M8-S13: Particle Accelerators in Physics

  • investigate the operation and role of particle accelerators in obtaining evidence that tests and/or validates aspects of theories, including the Standard Model of matter (ACSPH120, ACSPH121, ACSPH122, ACSPH146)

 

Operation of Particle Accelerators

To better understand matter, physicists examine the components of the atoms. Using particle accelerators, they separate the atom into its components by inputting large amounts of energy. This enables charged particles to accelerated to very high velocities using electric fields and/or magnetic fields.

 

There are three main kinds of particle accelerator:

  


  • Linear: a long track down which a particle is propelled. Particles pass through a series of tubes where alternating electrical potentials help accelerate the particle.
    • Linear accelerators’ lengthy structure places limitations on the speed at which a particle can be accelerated up to. Thus, although it is simple in design, it is not used very often.

 


  • Cyclotron: a high frequency AC current is used to produce a magnetic field that causes the electron/particle to accelerate in a spiral.
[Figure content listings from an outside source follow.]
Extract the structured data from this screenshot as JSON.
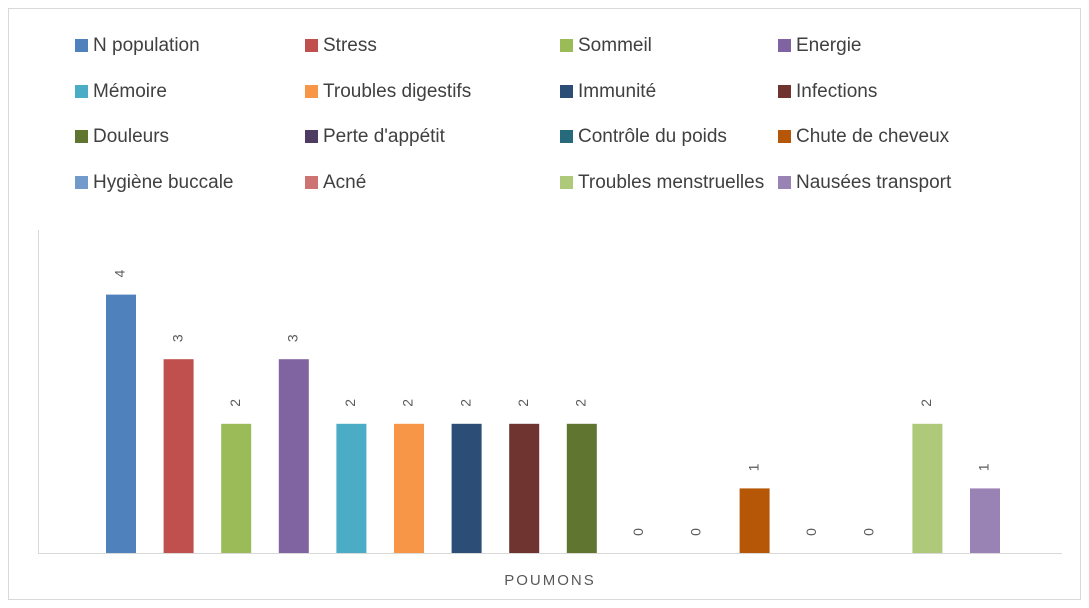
{
  "chart_data": {
    "type": "bar",
    "categories": [
      "POUMONS"
    ],
    "series": [
      {
        "name": "N population",
        "color": "#4f81bd",
        "values": [
          4
        ]
      },
      {
        "name": "Stress",
        "color": "#c0504d",
        "values": [
          3
        ]
      },
      {
        "name": "Sommeil",
        "color": "#9bbb59",
        "values": [
          2
        ]
      },
      {
        "name": "Energie",
        "color": "#8064a2",
        "values": [
          3
        ]
      },
      {
        "name": "Mémoire",
        "color": "#4bacc6",
        "values": [
          2
        ]
      },
      {
        "name": "Troubles digestifs",
        "color": "#f79646",
        "values": [
          2
        ]
      },
      {
        "name": "Immunité",
        "color": "#2c4d75",
        "values": [
          2
        ]
      },
      {
        "name": "Infections",
        "color": "#6f3330",
        "values": [
          2
        ]
      },
      {
        "name": "Douleurs",
        "color": "#5f7530",
        "values": [
          2
        ]
      },
      {
        "name": "Perte d'appétit",
        "color": "#4d3b62",
        "values": [
          0
        ]
      },
      {
        "name": "Contrôle du poids",
        "color": "#276a7c",
        "values": [
          0
        ]
      },
      {
        "name": "Chute de cheveux",
        "color": "#b65708",
        "values": [
          1
        ]
      },
      {
        "name": "Hygiène buccale",
        "color": "#729aca",
        "values": [
          0
        ]
      },
      {
        "name": "Acné",
        "color": "#cd7371",
        "values": [
          0
        ]
      },
      {
        "name": "Troubles menstruelles",
        "color": "#afc97a",
        "values": [
          2
        ]
      },
      {
        "name": "Nausées transport",
        "color": "#9983b5",
        "values": [
          1
        ]
      }
    ],
    "ylim": [
      0,
      5
    ],
    "legend": "top",
    "grid": false
  }
}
The charged particle is accelerated between the two semicircular regions by an electric field. This design reduces the size of the accelerator, while still using relatively simple equipment.

 

 

 

  • Synchrotron: the most modern and powerful form of particle accelerators. Synchrotrons are adapted from cyclotrons but instead consist of a close circular loop path.
    • Synchrotrons accelerate particles using magnetic fields which increase in strength as a particle’s kinetic energy increases. Hence, the magnetic field synchronises with the particle.
    • Synchrotrons are more effective than cyclotrons because the constantly adapting magnetic fields account for a particle’s relativistic mass (also momentum). Therefore, this set-up allows particles to reach speeds just under the speed of light.
    • Magnetic fields in a synchrotron change with time such that the circular path of a particle remains constant during its acceleration. This is another distinction from cyclotrons where a particle’s path change in radius (hence the need for a disk-like structure).
    • Unlike cyclotrons, synchrotrons cannot accelerate stationary particles due to their sole reliance on magnetic fields. As such, linear accelerators are typically used to produce pre-accelerated particles.
    • The largest synchrotron (large hadron colliders) is 27 km in circumference.

 

Role of Particle Accelerators

Particle accelerators create new particles by colliding pre-existing particles head-on. The advantage of a head-on collision is that the initial total momentum is zero (or negligible) as the momenta of the particles cancel each other out. Thus, final momentum is also zero (or negligible) allowing the energy of the particles to go into a nuclear reaction. The collision of particles and their consequent splitting allows physicists to study:

 

  • Forces between fundamental particles. Through this, it is possible to study the behaviour and range of the strong nuclear force by observing how bombarding particles are scattered when they interact with strong force.
  • The nature of fundamental particles. To determine their properties (mass, structure, forces which bind them), particles are accelerated to very high velocities such that their de Broglie wavelength is short enough to probe protons/neutrons etc. This produced evidence for the Standard Model of Matter.
  • The nature of matter at the time of the Big Bang – high energy situations can be simulated in particle accelerators. However, this method has not been successful in showing why the symmetry between matter and anti-matter production was broken during early stages of the Universe.
  • The production of new radioisotopes when bombarding particles are absorbed.
  • The energy changes which occur when particles react together.